Say a timeline of events in a legal case for a defense firm; something that’s a “one-pager” where you can get a macro level view of the timeline, but is also easy enough for anyone without any knowledge to operate.
Embedding of documents and images would be a critical component as well.
I can imagine whatever solution I come up with being used going forward, so an actual application might be the ultimate goal where you can start off with a baseline.
This is an interesting one
How many items do you anticipate appearing at any point on a particular day in the timeline? My guess is that there will be moments when certain days will have LOTs of content that will need to be individually viewed.
Based on the timeline I have so far (photo of a the whiteboard), it’s one item per day, but I can imagine things could get more complex down the road, with about 10 attachments scattered throughout an approximately 1-year time frame.
I’ve used TimelineJS in the past, but I’m not the biggest fan of it (images and documents have to be embedded via URL) and that just further makes things cumbersome. I need to come up with a solution that can be packaged into a single file, ideally. PowerPoint is off the table, as I suggested that and was shot down, hahaha. And for obvious privacy reasons, I don’t want to just host this online and provide a URL.
This is so that way a physical whiteboard doesn’t have to be lugged around to the courthouse.
If there are 10 items on average over a year, is a timeline actually necessary then? Would a calendar where you filter by year, month, day be adequate?
I was imagining initially something like this before scaling back to something simpler:
Based on the feedback I got from the above example, that’s not quite what they’re looking for
In this case, can you just ask them to sketch out what they are looking for? This may be one of those situations where they know what they want are looking to you to read their mind haha.

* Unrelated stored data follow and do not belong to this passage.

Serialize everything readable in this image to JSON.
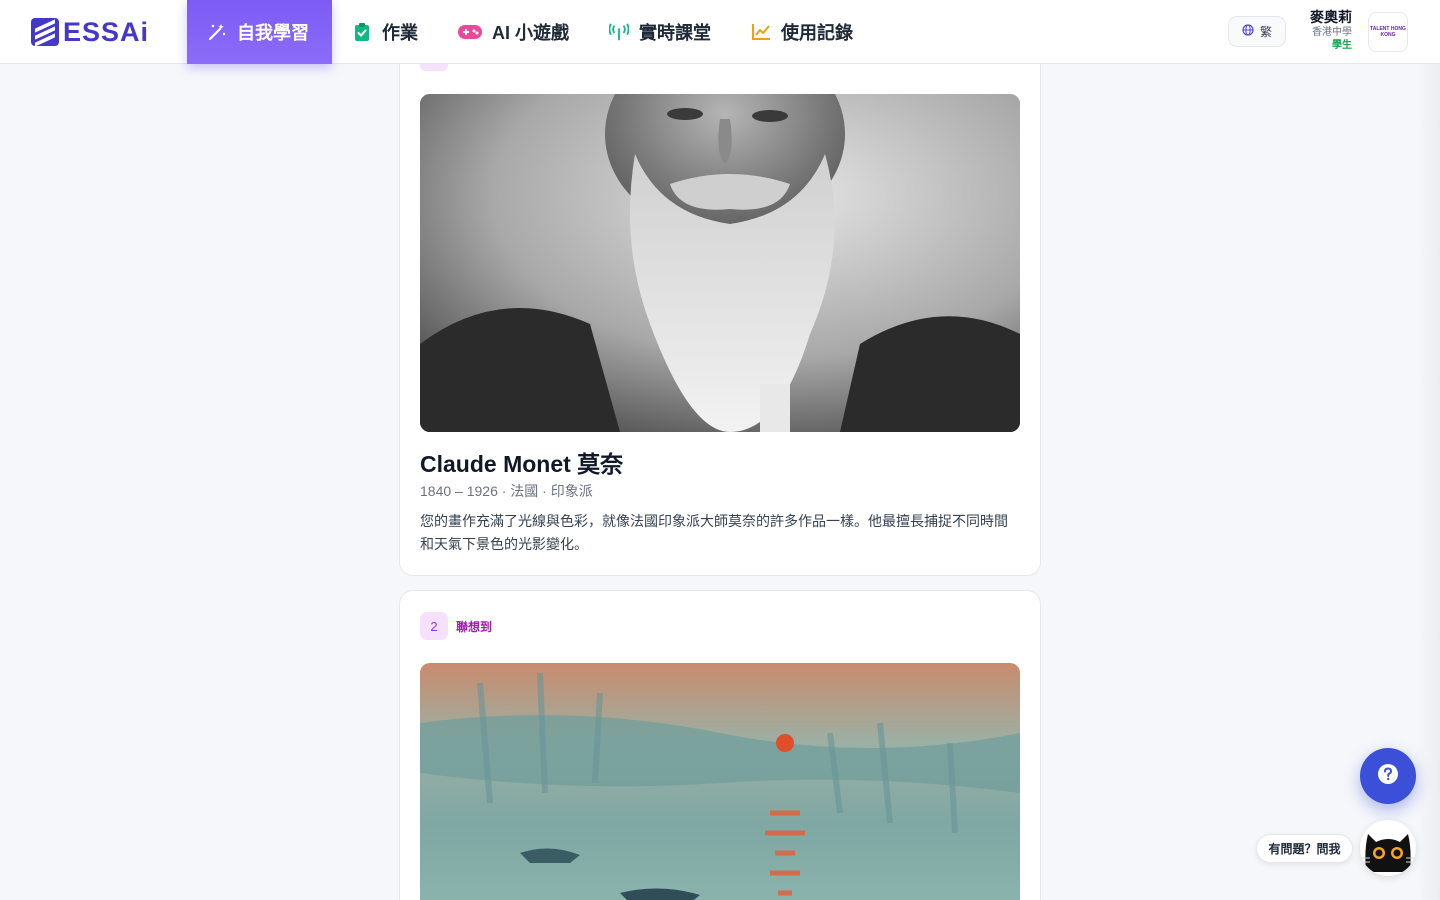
{
  "brand": {
    "logo_text": "ESSA",
    "logo_suffix": "i"
  },
  "nav": {
    "items": [
      {
        "label": "自我學習",
        "icon": "magic-wand-icon",
        "active": true
      },
      {
        "label": "作業",
        "icon": "clipboard-check-icon",
        "active": false
      },
      {
        "label": "AI 小遊戲",
        "icon": "gamepad-icon",
        "active": false
      },
      {
        "label": "實時課堂",
        "icon": "broadcast-icon",
        "active": false
      },
      {
        "label": "使用記錄",
        "icon": "chart-line-icon",
        "active": false
      }
    ]
  },
  "language": {
    "label": "繁",
    "icon": "globe-icon"
  },
  "user": {
    "name": "麥奧莉",
    "school": "香港中學",
    "role": "學生",
    "school_logo_text": "TALENT HONG KONG"
  },
  "cards": [
    {
      "artist_name": "Claude Monet 莫奈",
      "meta": "1840 – 1926 · 法國 · 印象派",
      "description": "您的畫作充滿了光線與色彩，就像法國印象派大師莫奈的許多作品一樣。他最擅長捕捉不同時間和天氣下景色的光影變化。"
    },
    {
      "rank": "2",
      "rank_label": "聯想到"
    }
  ],
  "help": {
    "fab_icon": "question-icon",
    "ask_label": "有問題？問我",
    "cat_icon": "cat-mascot-icon"
  },
  "colors": {
    "accent": "#7c5cf5",
    "brand": "#4338ca",
    "help": "#3b4fd8",
    "role": "#16a34a"
  }
}
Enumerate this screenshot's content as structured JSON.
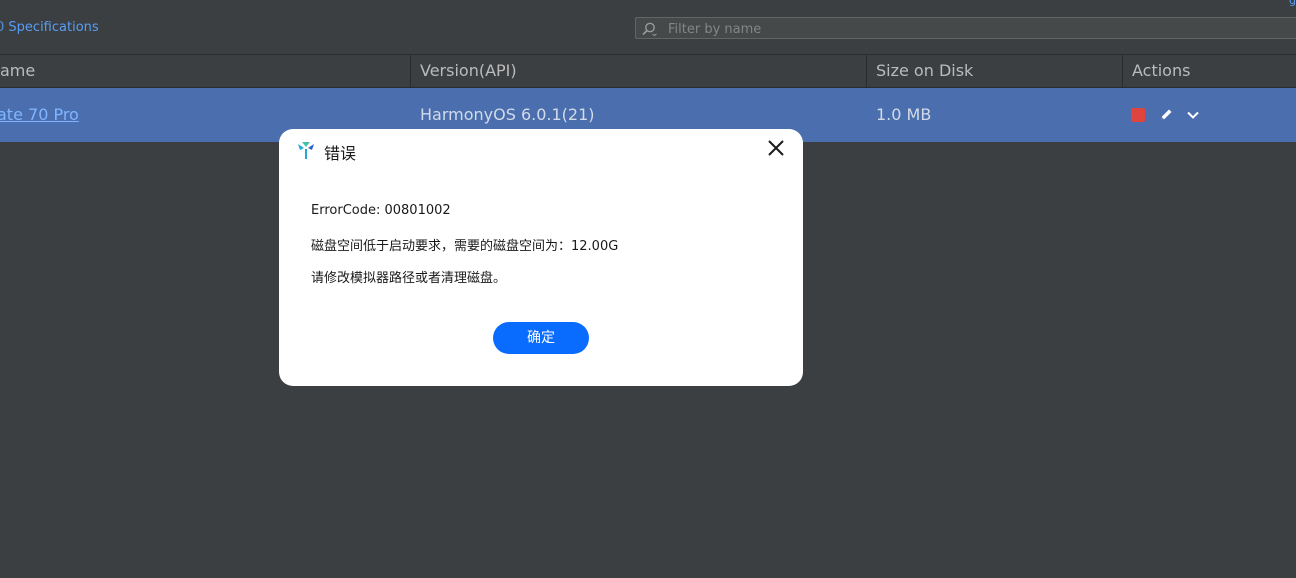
{
  "toolbar": {
    "spec_link": "Specifications",
    "spec_link_prefix": "0",
    "filter_placeholder": "Filter by name"
  },
  "table": {
    "columns": [
      "ame",
      "Version(API)",
      "Size on Disk",
      "Actions"
    ],
    "rows": [
      {
        "name": "ate 70 Pro",
        "version": "HarmonyOS 6.0.1(21)",
        "size": "1.0 MB"
      }
    ]
  },
  "dialog": {
    "title": "错误",
    "lines": [
      "ErrorCode: 00801002",
      "磁盘空间低于启动要求，需要的磁盘空间为：12.00G",
      "请修改模拟器路径或者清理磁盘。"
    ],
    "ok_label": "确定"
  },
  "colors": {
    "background": "#3c3f41",
    "selected_row": "#4b6eaf",
    "link": "#589df6",
    "primary_button": "#0a6cff",
    "stop": "#e0443e"
  },
  "icons": [
    "search-icon",
    "stop-icon",
    "pencil-icon",
    "chevron-down-icon",
    "logo-icon",
    "close-icon"
  ]
}
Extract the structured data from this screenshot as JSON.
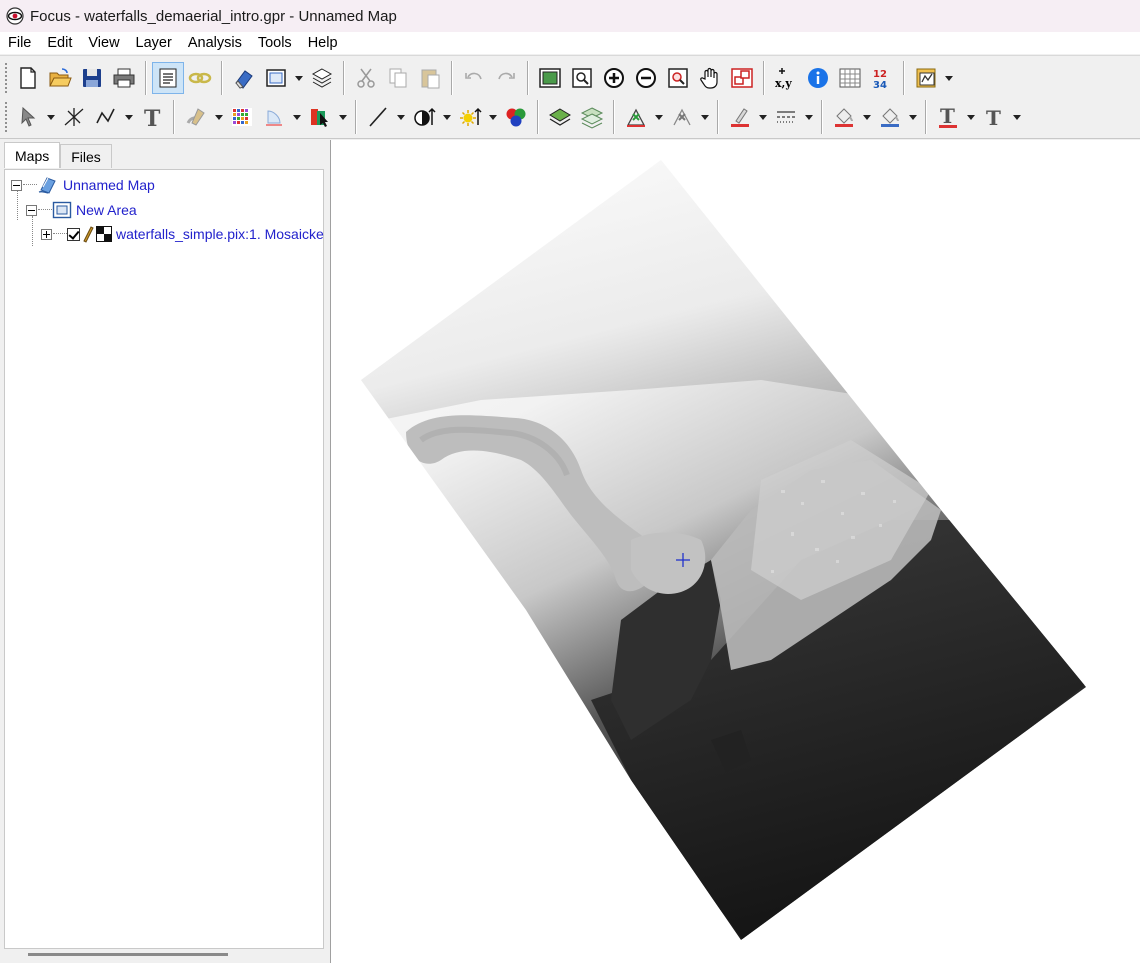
{
  "window": {
    "title": "Focus - waterfalls_demaerial_intro.gpr - Unnamed Map",
    "app_icon": "eye-icon"
  },
  "menu": [
    "File",
    "Edit",
    "View",
    "Layer",
    "Analysis",
    "Tools",
    "Help"
  ],
  "toolbar": {
    "row1_icons": [
      "new-file-icon",
      "open-folder-icon",
      "save-icon",
      "print-icon",
      "map-properties-icon",
      "link-icon",
      "eraser-icon",
      "area-icon",
      "layers-icon",
      "cut-icon",
      "copy-icon",
      "paste-icon",
      "undo-icon",
      "redo-icon",
      "zoom-to-extent-icon",
      "zoom-to-layer-icon",
      "zoom-in-icon",
      "zoom-out-icon",
      "zoom-to-selection-icon",
      "pan-hand-icon",
      "overview-icon",
      "coordinates-icon",
      "info-icon",
      "table-icon",
      "numbers-icon",
      "chart-icon"
    ],
    "coordinates_label": "x,y",
    "numbers_label_top": "12",
    "numbers_label_bottom": "34",
    "row2_icons": [
      "select-arrow-icon",
      "edit-vertex-icon",
      "polyline-icon",
      "text-tool-icon",
      "style-icon",
      "raster-grid-icon",
      "fill-icon",
      "color-picker-icon",
      "line-icon",
      "contrast-icon",
      "brightness-icon",
      "rgb-icon",
      "layer-stack-icon",
      "layer-stack-green-icon",
      "vertex-tool-icon",
      "cross-tool-icon",
      "pen-color-icon",
      "line-style-icon",
      "fill-color-icon",
      "paint-bucket-icon",
      "font-color-icon",
      "font-style-icon"
    ],
    "text_glyph": "T"
  },
  "left_panel": {
    "tabs": [
      "Maps",
      "Files"
    ],
    "active_tab": "Maps",
    "tree": {
      "map_label": "Unnamed Map",
      "area_label": "New Area",
      "layer_label": "waterfalls_simple.pix:1. Mosaicke"
    }
  },
  "colors": {
    "link": "#2222cc",
    "crosshair": "#2233cc",
    "titlebar_bg": "#f6eef4"
  }
}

I wish, but getting someone to sit down with me and do just that is impossible! Here’s a close example of an existing tool: https://timeline.app/
But now imagine a “preview” section or something similar above to view photographs/documents, and then those documents open in a modal/prompt of some sort. I’d have no problem programming an app specific for this, if I had more time! This is due Monday, on top of everything else pertaining to this case that I’m working.
A proper timeline tool would probably do virtualization and other perf optimizations to ensure it works properly. For your case, I would just create a really basic one that looks approximately like that with just text elements and a really wide div
. This div
can be inside a parent element with a fixed with and the CSS overflow
property set to show scrollbars.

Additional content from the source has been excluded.